Los Angeles Times reports:

The heated debate over the federal deficit has pumped new life into controversial proposals for requiring Americans on Medicare to pay more for their healthcare, raising the possibility that seniors’ medical bills could jump hundreds or even thousands of dollars.

It remains unclear if any of the proposals, which congressional Republicans have demanded to cut trillions of dollars from the federal budget, will be enacted this year, given the continued stalemate over government spending.

But the ideas, once considered politically toxic, have gained enough traction that many in Washington expect them to resurface, if not now, then after the 2012 election.

“Over the long haul, beneficiaries will have to pay more and taxpayers will have to pay more,” said Henry Aaron, a longtime healthcare expert at the Brookings Institution. “It’s just too darn expensive.”

That could mean higher co-pays, higher deductibles or higher premiums for many seniors.

Though the elderly are much better off financially than they were when Medicare was enacted, half of seniors subsist on incomes below $22,000 a year.

Raising costs for consumers would also represent a substantial shift in how the federal government has provided health insurance to the elderly for the last half century.

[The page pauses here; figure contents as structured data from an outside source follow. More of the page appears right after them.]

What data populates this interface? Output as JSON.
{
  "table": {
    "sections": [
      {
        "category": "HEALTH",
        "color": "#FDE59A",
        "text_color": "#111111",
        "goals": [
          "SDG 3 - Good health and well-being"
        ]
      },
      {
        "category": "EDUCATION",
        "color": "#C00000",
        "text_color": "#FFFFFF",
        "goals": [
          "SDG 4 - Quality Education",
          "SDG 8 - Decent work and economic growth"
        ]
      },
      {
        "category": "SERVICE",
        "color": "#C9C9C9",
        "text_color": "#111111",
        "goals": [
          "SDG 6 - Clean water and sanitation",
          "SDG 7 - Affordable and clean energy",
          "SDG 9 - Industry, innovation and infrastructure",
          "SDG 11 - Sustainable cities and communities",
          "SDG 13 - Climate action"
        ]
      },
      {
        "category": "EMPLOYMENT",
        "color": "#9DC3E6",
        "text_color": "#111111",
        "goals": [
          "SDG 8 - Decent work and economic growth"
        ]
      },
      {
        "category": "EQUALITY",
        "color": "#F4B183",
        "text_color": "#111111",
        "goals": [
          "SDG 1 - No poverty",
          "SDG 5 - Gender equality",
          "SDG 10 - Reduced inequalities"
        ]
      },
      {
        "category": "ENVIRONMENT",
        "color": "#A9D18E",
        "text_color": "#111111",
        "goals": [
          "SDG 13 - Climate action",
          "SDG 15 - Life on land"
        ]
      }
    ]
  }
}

Since Medicare’s creation in 1965, presidents and members of Congress from both parties have largely avoided transferring costs to seniors. Though the program began charging high-income seniors higher Medicare premiums in 2003, Washington leaders have mainly sought to control Medicare costs by regulating the amounts that hospitals, doctors and other providers could charge — a strategy employed again in the healthcare overhaul that President Obama signed last year.